Hohlkammerplatten: der blinde Fleck

Ein Detail, das kaum jemand auf dem Schirm hat: Bei Doppelstegplatten können sich Algen, Kondenswasser und Schmutz auch im Inneren der Kammern festsetzen. Das ist von außen nicht zu reinigen und von innen meistens nicht zugänglich. Wer merkt, dass die Platten von innen grünlich oder trüb werden, hat es wahrscheinlich mit Algenbewuchs oder Feuchtigkeit in der Kammer zu tun – ein Hinweis darauf, dass die Versiegelung an den Plattenenden fehlt oder beschädigt ist.

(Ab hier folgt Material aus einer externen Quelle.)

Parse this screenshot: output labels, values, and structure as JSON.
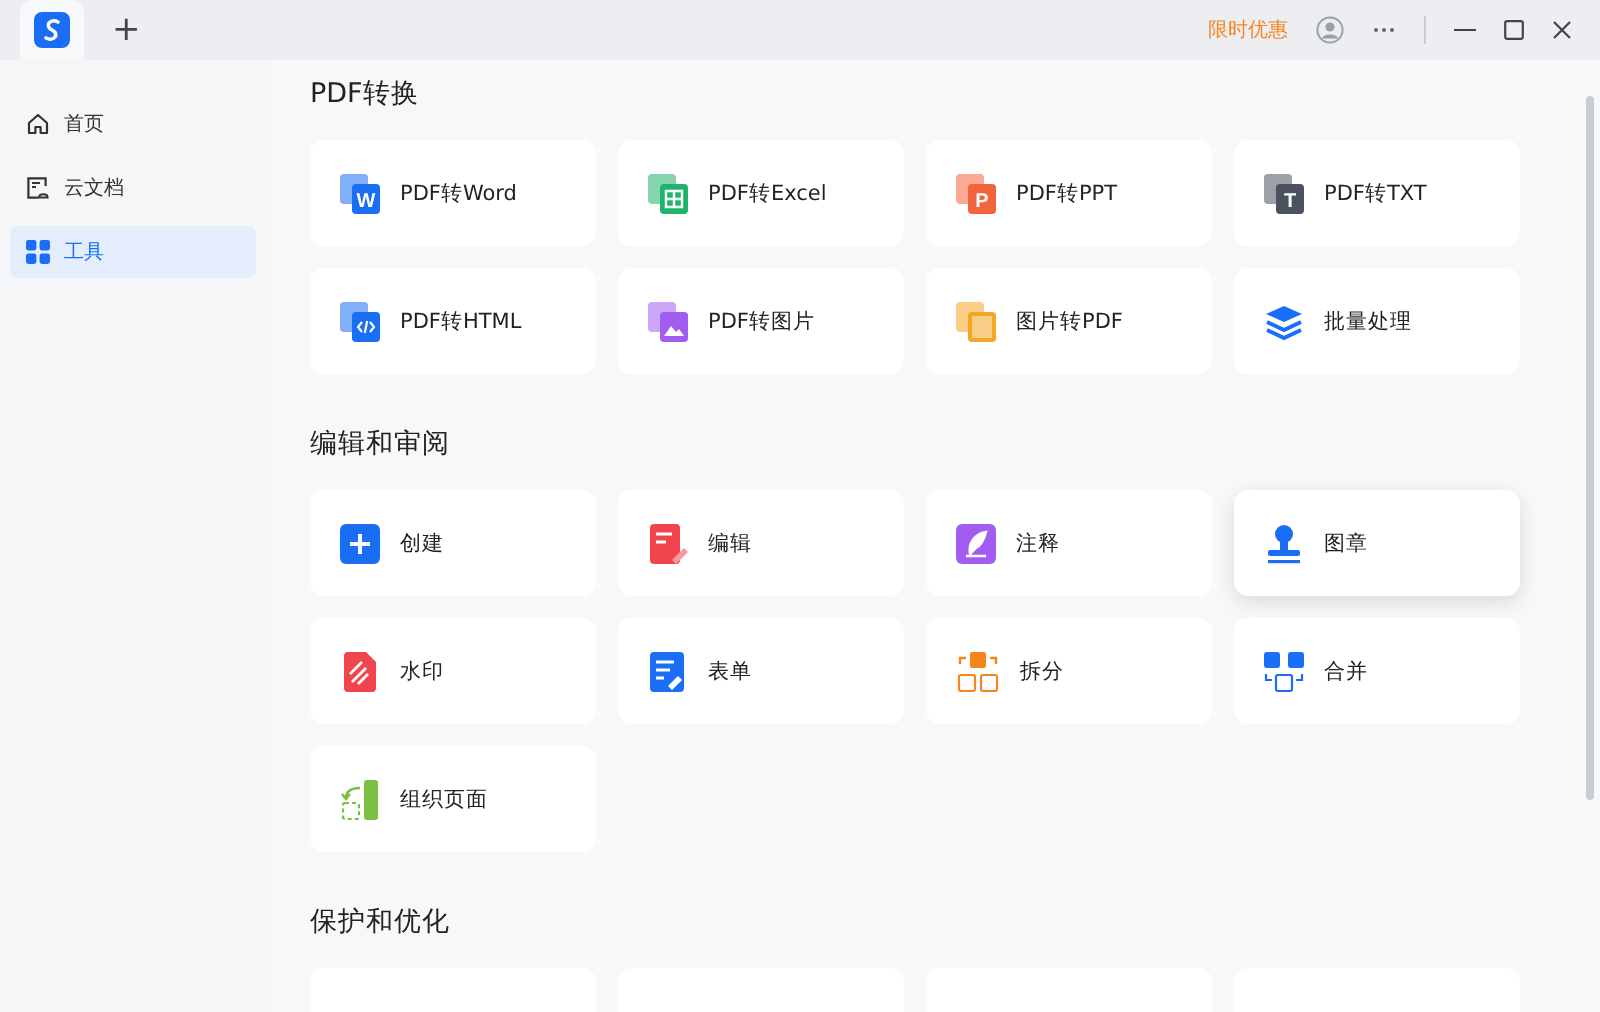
{
  "titlebar": {
    "promo": "限时优惠",
    "add_tab": "+"
  },
  "sidebar": {
    "items": [
      {
        "label": "首页",
        "kind": "home",
        "selected": false
      },
      {
        "label": "云文档",
        "kind": "cloud",
        "selected": false
      },
      {
        "label": "工具",
        "kind": "tools",
        "selected": true
      }
    ]
  },
  "sections": [
    {
      "title": "PDF转换",
      "tools": [
        {
          "label": "PDF转Word",
          "kind": "word",
          "icon_letter": "W",
          "hovered": false
        },
        {
          "label": "PDF转Excel",
          "kind": "excel",
          "hovered": false
        },
        {
          "label": "PDF转PPT",
          "kind": "ppt",
          "icon_letter": "P",
          "hovered": false
        },
        {
          "label": "PDF转TXT",
          "kind": "txt",
          "icon_letter": "T",
          "hovered": false
        },
        {
          "label": "PDF转HTML",
          "kind": "html",
          "hovered": false
        },
        {
          "label": "PDF转图片",
          "kind": "image",
          "hovered": false
        },
        {
          "label": "图片转PDF",
          "kind": "img2pdf",
          "hovered": false
        },
        {
          "label": "批量处理",
          "kind": "batch",
          "hovered": false
        }
      ]
    },
    {
      "title": "编辑和审阅",
      "tools": [
        {
          "label": "创建",
          "kind": "create",
          "hovered": false
        },
        {
          "label": "编辑",
          "kind": "edit",
          "hovered": false
        },
        {
          "label": "注释",
          "kind": "annotate",
          "hovered": false
        },
        {
          "label": "图章",
          "kind": "stamp",
          "hovered": true
        },
        {
          "label": "水印",
          "kind": "watermark",
          "hovered": false
        },
        {
          "label": "表单",
          "kind": "form",
          "hovered": false
        },
        {
          "label": "拆分",
          "kind": "split",
          "hovered": false
        },
        {
          "label": "合并",
          "kind": "merge",
          "hovered": false
        },
        {
          "label": "组织页面",
          "kind": "organize",
          "hovered": false
        }
      ]
    },
    {
      "title": "保护和优化"
    }
  ]
}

Das ist kein Reinigungsproblem im klassischen Sinne, aber es erklärt, warum ein Dach nach gründlichster Reinigung trotzdem unschön aussehen kann. Wer das ausschließen will, prüft die Abschlussprofile an den Plattenenden regelmäßig auf Dichtigkeit.

Wie oft reinigen?

Bei Polycarbonat reicht in den meisten Fällen eine Reinigung im Frühjahr und eine im Herbst. Nach der Pollensaison lohnt sich ein einfaches Abspülen, da Pollen und feine Staubschichten auf Kunststoff stärker haften als auf Glas. Grünbeläge und Algen sollte man nicht zu lange stehen lassen – auf Polycarbonat setzen sie sich tiefer fest als auf glatten Glasoberflächen.

Wer regelmäßig vorgeht, hat selten mit hartnäckigen Verschmutzungen zu kämpfen. Wer ein Jahr aussetzt, merkt den Unterschied beim nächsten Reinigungsversuch deutlich.